The Enfield Pattern 1853 was developed specifically to outfit British infantry with a new modern long gun capable of accepting a British-modified version of the French Minie long lead ball developed by Captain Claude Minie. The result was a rather lightweight and reliable long gun in the Pattern 1853 rifle-musket that went on to see several decades of service for the British Empire. The Pattern 1853 utilized a standard 500 grain .577 Burton-Minie or Pritchett ball and paper "cartridge", the former an ammunition type also shared by the American-made .58 Springfield rifle musket (both guns were used by the Confederates and Union forces respectively during the US Civil War). The ball could pierce up to 4 inches of thick wood even at range which gave it good man-stopping qualities. The weapon was of a typical "long gun" design with a three-banded wooden body (the bands intended to fix the barrel to the stock), integrated shoulder stock and pistol grip, percussion lock action and bayonet mountings. The weapon was a "muzzle-loading" long gun, as typified by the period, in which the propellant (powder) and bullet (ball) were loaded and rammed down from the barrel-end of the weapon. A trained user could fire between 1 and 3 rounds at a given target area out to 2,000 yards though accuracy was (accordingly) more effective at ranges around 600 yards according to sources. The Pattern 1853 sported an adjustable ramp rear sight with a fixed post front. The rear sight was adjustable through a rear friction cross bar/standing leaf arrangement.
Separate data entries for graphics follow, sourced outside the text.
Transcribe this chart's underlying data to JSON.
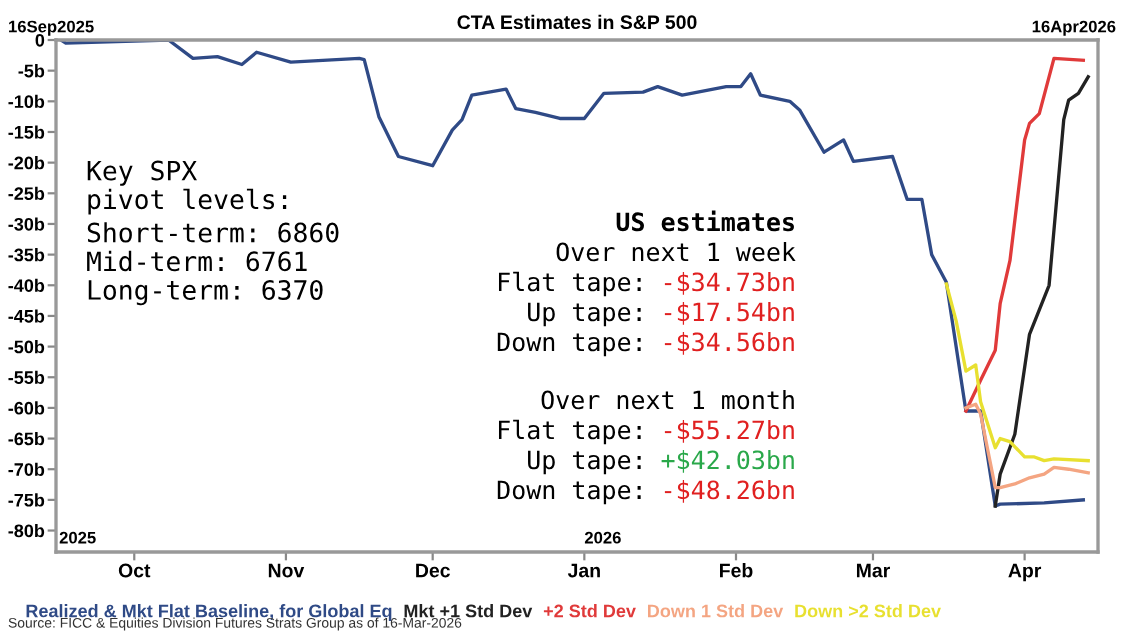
{
  "chart_data": {
    "type": "line",
    "title": "CTA Estimates in S&P 500",
    "xlim": [
      "2025-09-15",
      "2026-04-16"
    ],
    "xticks": [
      {
        "value": "2025-10-01",
        "label": "Oct"
      },
      {
        "value": "2025-11-01",
        "label": "Nov"
      },
      {
        "value": "2025-12-01",
        "label": "Dec"
      },
      {
        "value": "2026-01-01",
        "label": "Jan"
      },
      {
        "value": "2026-02-01",
        "label": "Feb"
      },
      {
        "value": "2026-03-01",
        "label": "Mar"
      },
      {
        "value": "2026-04-01",
        "label": "Apr"
      }
    ],
    "ylim": [
      -83.5,
      0
    ],
    "yticks": [
      0,
      {
        "value": -5,
        "label": "-5b"
      },
      {
        "value": -10,
        "label": "-10b"
      },
      {
        "value": -15,
        "label": "-15b"
      },
      {
        "value": -20,
        "label": "-20b"
      },
      {
        "value": -25,
        "label": "-25b"
      },
      {
        "value": -30,
        "label": "-30b"
      },
      {
        "value": -35,
        "label": "-35b"
      },
      {
        "value": -40,
        "label": "-40b"
      },
      {
        "value": -45,
        "label": "-45b"
      },
      {
        "value": -50,
        "label": "-50b"
      },
      {
        "value": -55,
        "label": "-55b"
      },
      {
        "value": -60,
        "label": "-60b"
      },
      {
        "value": -65,
        "label": "-65b"
      },
      {
        "value": -70,
        "label": "-70b"
      },
      {
        "value": -75,
        "label": "-75b"
      },
      {
        "value": -80,
        "label": "-80b"
      }
    ],
    "grid": false,
    "legend": "bottom",
    "marker": "none",
    "line_style": "solid",
    "series": [
      {
        "name": "Realized & Mkt Flat Baseline, for Global Eq",
        "color": "#2f4a86",
        "x": [
          "2025-09-16",
          "2025-09-17",
          "2025-10-08",
          "2025-10-13",
          "2025-10-18",
          "2025-10-23",
          "2025-10-26",
          "2025-11-02",
          "2025-11-16",
          "2025-11-17",
          "2025-11-20",
          "2025-11-24",
          "2025-12-01",
          "2025-12-05",
          "2025-12-07",
          "2025-12-09",
          "2025-12-16",
          "2025-12-18",
          "2025-12-22",
          "2025-12-27",
          "2026-01-01",
          "2026-01-05",
          "2026-01-13",
          "2026-01-16",
          "2026-01-21",
          "2026-01-30",
          "2026-02-02",
          "2026-02-04",
          "2026-02-06",
          "2026-02-12",
          "2026-02-14",
          "2026-02-19",
          "2026-02-23",
          "2026-02-25",
          "2026-03-05",
          "2026-03-08",
          "2026-03-11",
          "2026-03-13",
          "2026-03-16",
          "2026-03-20",
          "2026-03-23",
          "2026-03-26",
          "2026-03-27",
          "2026-04-05",
          "2026-04-13"
        ],
        "values": [
          0,
          -0.5,
          0,
          -3,
          -2.7,
          -4,
          -2,
          -3.6,
          -3,
          -3.2,
          -12.5,
          -19,
          -20.5,
          -14.7,
          -13,
          -9,
          -8,
          -11.2,
          -11.8,
          -12.8,
          -12.8,
          -8.7,
          -8.5,
          -7.6,
          -9,
          -7.6,
          -7.6,
          -5.5,
          -9,
          -10,
          -11.4,
          -18.3,
          -16.3,
          -19.8,
          -19,
          -26,
          -26,
          -35,
          -39.5,
          -60.5,
          -60.5,
          -76,
          -75.7,
          -75.5,
          -75
        ]
      },
      {
        "name": "Mkt +1 Std Dev",
        "color": "#222222",
        "x": [
          "2026-03-26",
          "2026-03-27",
          "2026-03-30",
          "2026-04-02",
          "2026-04-06",
          "2026-04-09",
          "2026-04-10",
          "2026-04-12",
          "2026-04-14"
        ],
        "values": [
          -76,
          -70.8,
          -64.3,
          -48,
          -40,
          -13,
          -9.8,
          -8.7,
          -6
        ]
      },
      {
        "name": "+2 Std Dev",
        "color": "#e03a3a",
        "x": [
          "2026-03-20",
          "2026-03-23",
          "2026-03-26",
          "2026-03-27",
          "2026-03-29",
          "2026-04-01",
          "2026-04-02",
          "2026-04-04",
          "2026-04-07",
          "2026-04-13"
        ],
        "values": [
          -60.5,
          -55.5,
          -50.6,
          -43,
          -36,
          -16.3,
          -13.6,
          -12,
          -3,
          -3.3
        ]
      },
      {
        "name": "Down 1 Std Dev",
        "color": "#f4a582",
        "x": [
          "2026-03-20",
          "2026-03-22",
          "2026-03-23",
          "2026-03-26",
          "2026-03-27",
          "2026-03-30",
          "2026-04-02",
          "2026-04-05",
          "2026-04-07",
          "2026-04-10",
          "2026-04-14"
        ],
        "values": [
          -60,
          -59.4,
          -61,
          -73,
          -73,
          -72.4,
          -71.4,
          -70.8,
          -69.7,
          -70,
          -70.6
        ]
      },
      {
        "name": "Down >2 Std Dev",
        "color": "#e8e030",
        "x": [
          "2026-03-16",
          "2026-03-18",
          "2026-03-20",
          "2026-03-22",
          "2026-03-23",
          "2026-03-26",
          "2026-03-27",
          "2026-03-29",
          "2026-04-01",
          "2026-04-03",
          "2026-04-05",
          "2026-04-07",
          "2026-04-14"
        ],
        "values": [
          -39.8,
          -45.8,
          -54,
          -53,
          -59,
          -66.5,
          -65,
          -65.5,
          -68,
          -68,
          -68.6,
          -68.3,
          -68.6
        ]
      }
    ],
    "annotations": [
      "16Sep2025",
      "16Apr2026",
      "2025",
      "2026",
      "Key SPX\npivot levels:",
      "Short-term: 6860\nMid-term: 6761\nLong-term: 6370",
      "US estimates",
      "Over next 1 week",
      "Flat tape:",
      "-$34.73bn",
      "Up tape:",
      "-$17.54bn",
      "Down tape:",
      "-$34.56bn",
      "Over next 1 month",
      "Flat tape:",
      "-$55.27bn",
      "Up tape:",
      "+$42.03bn",
      "Down tape:",
      "-$48.26bn",
      "Source: FICC & Equities Division Futures Strats Group as of 16-Mar-2026"
    ]
  }
}
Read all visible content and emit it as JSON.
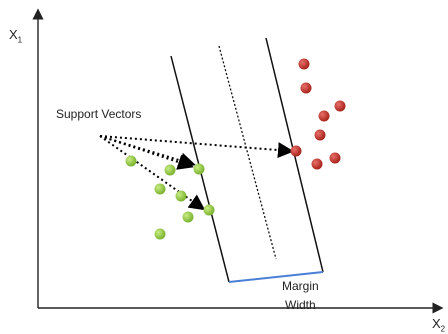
{
  "axes": {
    "y_label": "X",
    "y_sub": "1",
    "x_label": "X",
    "x_sub": "2"
  },
  "labels": {
    "support_vectors": "Support Vectors",
    "margin_line1": "Margin",
    "margin_line2": "Width"
  },
  "colors": {
    "class_a": "#8cc63f",
    "class_b": "#c0392b",
    "axes": "#222222",
    "margin_width_line": "#4a7fd6"
  },
  "icons": {
    "class_a_point": "green-circle",
    "class_b_point": "red-circle"
  }
}
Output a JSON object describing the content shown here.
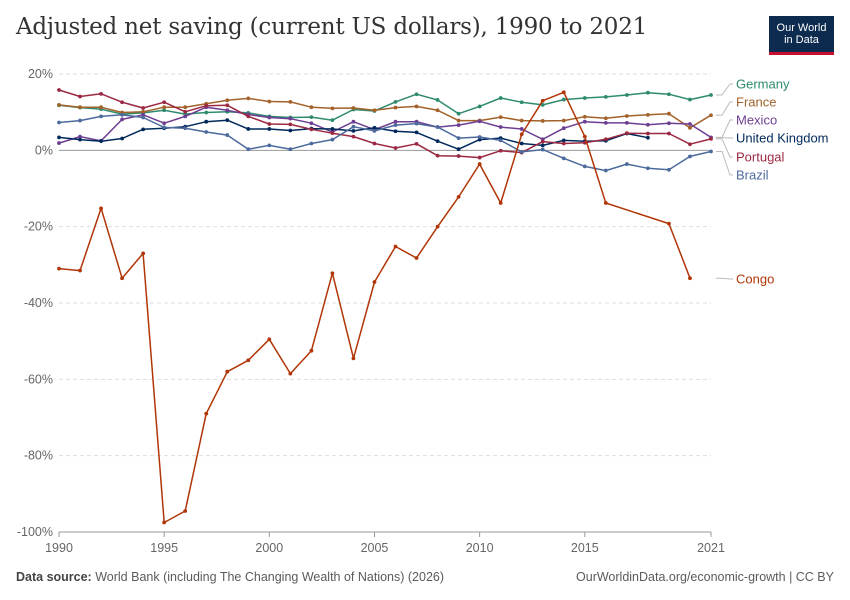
{
  "header": {
    "title": "Adjusted net saving (current US dollars), 1990 to 2021",
    "logo_line1": "Our World",
    "logo_line2": "in Data"
  },
  "footer": {
    "source_label": "Data source:",
    "source_text": "World Bank (including The Changing Wealth of Nations) (2026)",
    "url_text": "OurWorldinData.org/economic-growth | CC BY"
  },
  "chart_data": {
    "type": "line",
    "title": "Adjusted net saving (current US dollars), 1990 to 2021",
    "xlim": [
      1990,
      2021
    ],
    "ylim": [
      -100,
      20
    ],
    "x_ticks": [
      1990,
      1995,
      2000,
      2005,
      2010,
      2015,
      2021
    ],
    "y_ticks": [
      20,
      0,
      -20,
      -40,
      -60,
      -80,
      -100
    ],
    "y_tick_labels": [
      "20%",
      "0%",
      "-20%",
      "-40%",
      "-60%",
      "-80%",
      "-100%"
    ],
    "grid": true,
    "legend_placement": "right",
    "series": [
      {
        "name": "Germany",
        "color": "#2e8b6e",
        "x": [
          1990,
          1991,
          1992,
          1993,
          1994,
          1995,
          1996,
          1997,
          1998,
          1999,
          2000,
          2001,
          2002,
          2003,
          2004,
          2005,
          2006,
          2007,
          2008,
          2009,
          2010,
          2011,
          2012,
          2013,
          2014,
          2015,
          2016,
          2017,
          2018,
          2019,
          2020,
          2021
        ],
        "y": [
          11.8,
          11.2,
          10.8,
          9.5,
          9.8,
          10.5,
          9.5,
          9.9,
          10.1,
          9.8,
          8.9,
          8.6,
          8.7,
          7.9,
          10.7,
          10.3,
          12.7,
          14.7,
          13.2,
          9.6,
          11.5,
          13.7,
          12.6,
          11.9,
          13.3,
          13.7,
          14.0,
          14.5,
          15.1,
          14.7,
          13.3,
          14.5
        ]
      },
      {
        "name": "France",
        "color": "#a2622a",
        "x": [
          1990,
          1991,
          1992,
          1993,
          1994,
          1995,
          1996,
          1997,
          1998,
          1999,
          2000,
          2001,
          2002,
          2003,
          2004,
          2005,
          2006,
          2007,
          2008,
          2009,
          2010,
          2011,
          2012,
          2013,
          2014,
          2015,
          2016,
          2017,
          2018,
          2019,
          2020,
          2021
        ],
        "y": [
          11.9,
          11.3,
          11.3,
          9.9,
          10.1,
          11.3,
          11.3,
          12.2,
          13.1,
          13.6,
          12.8,
          12.7,
          11.3,
          11.0,
          11.1,
          10.5,
          11.2,
          11.5,
          10.5,
          7.8,
          7.8,
          8.7,
          7.8,
          7.7,
          7.8,
          8.8,
          8.4,
          9.0,
          9.3,
          9.6,
          5.9,
          9.2
        ]
      },
      {
        "name": "Mexico",
        "color": "#6d3e91",
        "x": [
          1990,
          1991,
          1992,
          1993,
          1994,
          1995,
          1996,
          1997,
          1998,
          1999,
          2000,
          2001,
          2002,
          2003,
          2004,
          2005,
          2006,
          2007,
          2008,
          2009,
          2010,
          2011,
          2012,
          2013,
          2014,
          2015,
          2016,
          2017,
          2018,
          2019,
          2020,
          2021
        ],
        "y": [
          1.9,
          3.6,
          2.5,
          8.1,
          9.3,
          7.1,
          8.9,
          11.3,
          10.5,
          9.4,
          8.6,
          8.3,
          7.1,
          4.8,
          7.5,
          5.4,
          7.5,
          7.5,
          6.1,
          6.6,
          7.6,
          6.1,
          5.6,
          2.9,
          5.8,
          7.5,
          7.2,
          7.2,
          6.7,
          7.1,
          6.9,
          3.4
        ]
      },
      {
        "name": "United Kingdom",
        "color": "#00295b",
        "x": [
          1990,
          1991,
          1992,
          1993,
          1994,
          1995,
          1996,
          1997,
          1998,
          1999,
          2000,
          2001,
          2002,
          2003,
          2004,
          2005,
          2006,
          2007,
          2008,
          2009,
          2010,
          2011,
          2012,
          2013,
          2014,
          2015,
          2016,
          2017,
          2018
        ],
        "y": [
          3.4,
          2.8,
          2.4,
          3.1,
          5.5,
          5.8,
          6.2,
          7.5,
          7.9,
          5.6,
          5.6,
          5.2,
          5.7,
          5.6,
          5.1,
          5.9,
          5.0,
          4.7,
          2.4,
          0.3,
          2.8,
          3.2,
          1.8,
          1.3,
          2.6,
          2.4,
          2.5,
          4.4,
          3.3
        ]
      },
      {
        "name": "Portugal",
        "color": "#9a2941",
        "x": [
          1990,
          1991,
          1992,
          1993,
          1994,
          1995,
          1996,
          1997,
          1998,
          1999,
          2000,
          2001,
          2002,
          2003,
          2004,
          2005,
          2006,
          2007,
          2008,
          2009,
          2010,
          2011,
          2012,
          2013,
          2014,
          2015,
          2016,
          2017,
          2018,
          2019,
          2020,
          2021
        ],
        "y": [
          15.8,
          14.1,
          14.8,
          12.6,
          11.1,
          12.6,
          10.1,
          11.7,
          11.8,
          8.9,
          6.9,
          6.8,
          5.5,
          4.5,
          3.6,
          1.8,
          0.6,
          1.7,
          -1.4,
          -1.5,
          -1.9,
          -0.1,
          -0.6,
          2.3,
          1.8,
          2.0,
          2.9,
          4.5,
          4.4,
          4.4,
          1.6,
          3.0
        ]
      },
      {
        "name": "Brazil",
        "color": "#4c6a9c",
        "x": [
          1990,
          1991,
          1992,
          1993,
          1994,
          1995,
          1996,
          1997,
          1998,
          1999,
          2000,
          2001,
          2002,
          2003,
          2004,
          2005,
          2006,
          2007,
          2008,
          2009,
          2010,
          2011,
          2012,
          2013,
          2014,
          2015,
          2016,
          2017,
          2018,
          2019,
          2020,
          2021
        ],
        "y": [
          7.3,
          7.8,
          8.9,
          9.3,
          8.6,
          6.0,
          5.8,
          4.8,
          4.0,
          0.3,
          1.3,
          0.3,
          1.8,
          2.8,
          6.2,
          5.1,
          6.6,
          7.0,
          6.1,
          3.2,
          3.5,
          2.6,
          -0.4,
          0.2,
          -2.1,
          -4.2,
          -5.3,
          -3.6,
          -4.7,
          -5.1,
          -1.6,
          -0.3
        ]
      },
      {
        "name": "Congo",
        "color": "#b13507",
        "x": [
          1990,
          1991,
          1992,
          1993,
          1994,
          1995,
          1996,
          1997,
          1998,
          1999,
          2000,
          2001,
          2002,
          2003,
          2004,
          2005,
          2006,
          2007,
          2008,
          2009,
          2010,
          2011,
          2012,
          2013,
          2014,
          2015,
          2016,
          2019,
          2020
        ],
        "y": [
          -31.0,
          -31.5,
          -15.2,
          -33.5,
          -27.0,
          -97.5,
          -94.5,
          -69.0,
          -58.0,
          -55.0,
          -49.5,
          -58.5,
          -52.5,
          -32.2,
          -54.5,
          -34.5,
          -25.2,
          -28.2,
          -20.0,
          -12.2,
          -3.6,
          -13.8,
          4.2,
          13.0,
          15.2,
          3.6,
          -13.8,
          -19.2,
          -33.5
        ]
      }
    ]
  }
}
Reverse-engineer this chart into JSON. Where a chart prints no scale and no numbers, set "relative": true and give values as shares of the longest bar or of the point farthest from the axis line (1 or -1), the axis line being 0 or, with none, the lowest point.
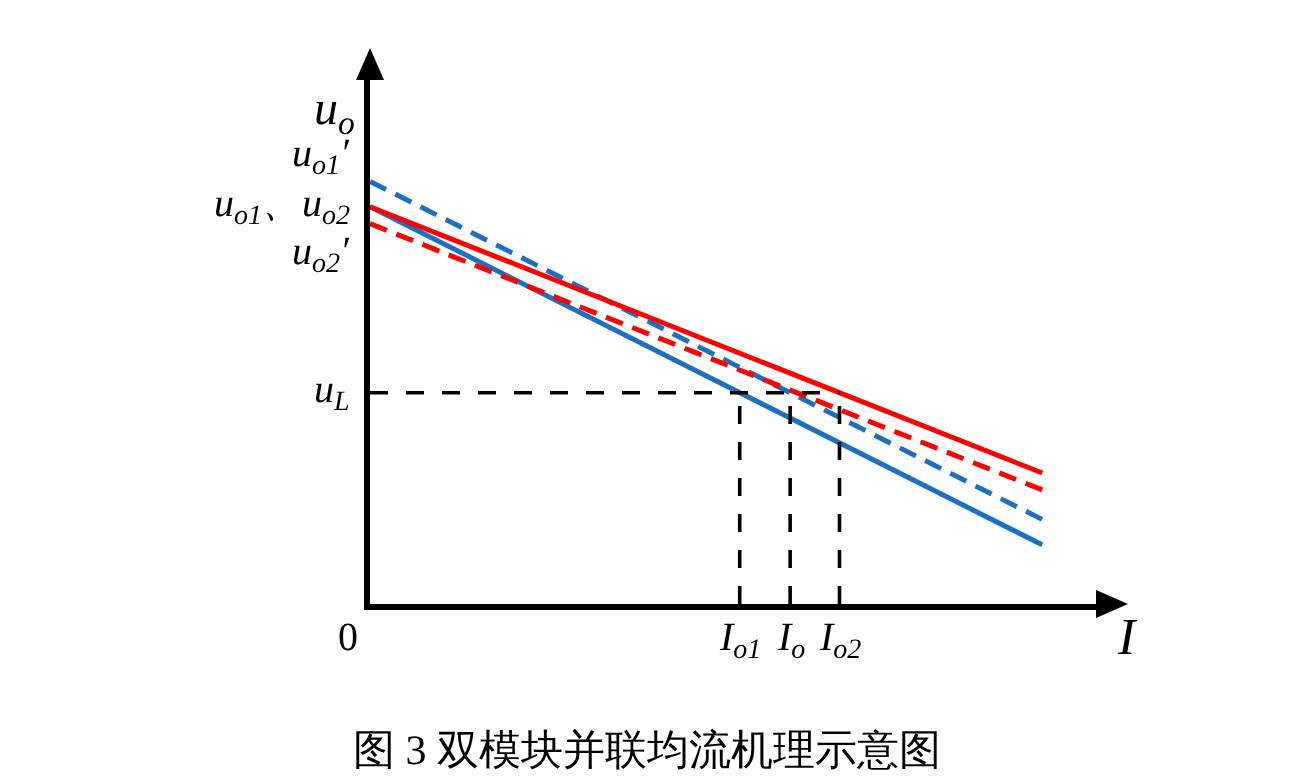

Unloaded weight was a hefty 9.5 pounds while the gun sported a running length of 55 inches.
Already a proven weapon for the British Army, the Pattern 1853 also became a popular long gun in use with US Confederate troops during the American Civil war as it proved a proper counter to the highly-effective Union .58 Springfield Model 1861 series. As the war grew to require a massive outpouring of arms, the respective armies struggled to find the weapons needed to field proper infantry regiments. As such, the forces of both Union and Confederates alike looked to import foreign designs to help supplant their needs - and most of these were obliged from interested European powers. For Confederate forces, the Pattern 1853 had the ability to use the Union Springfield rifle ammunition and its own .577 caliber type, allowing its soldiers to use captured Union ammunition as well as their own issued supply. Since the South held little in the way of heavy industry, this feature proved a key logistical benefit.
Original Enfield Pattern 1853s were received as a muzzle-loading muskets though the advent of new single-piece cartridges led to the development of breech-loading mechanisms which allowed long guns to now be loaded from the receiver near the trigger - considerably reducing reload times. Such breech-loading firearms rendered all muzzle-loading guns obsolete. As such, conversions were offered through various arsenals for many of the existing muzzle-loading guns then in use to become breech-loading firearms, in much the same way earlier flintlock guns became percussion-based guns prior). For the British, this "movement" came in the form of the ".577 Snider-Enfield" - interestingly enough developed by American Jacob Snider - which converted the prized Pattern 1853 Enfields to breech-loaders beginning in 1866. These Enfields fought on throughout the British Empire thereafter, seeing action in the Crimea, India, Africa and the New World until around 1901. A shorter carbine form of the long gun was also produced which intended to make for a more compact long gun, particularly useful when firing from horseback. Other notable operators included Brazil and Japan.
Snider-Enfields themselves were formally replaced by the newer Martini-Henry rifles beginning in 1871.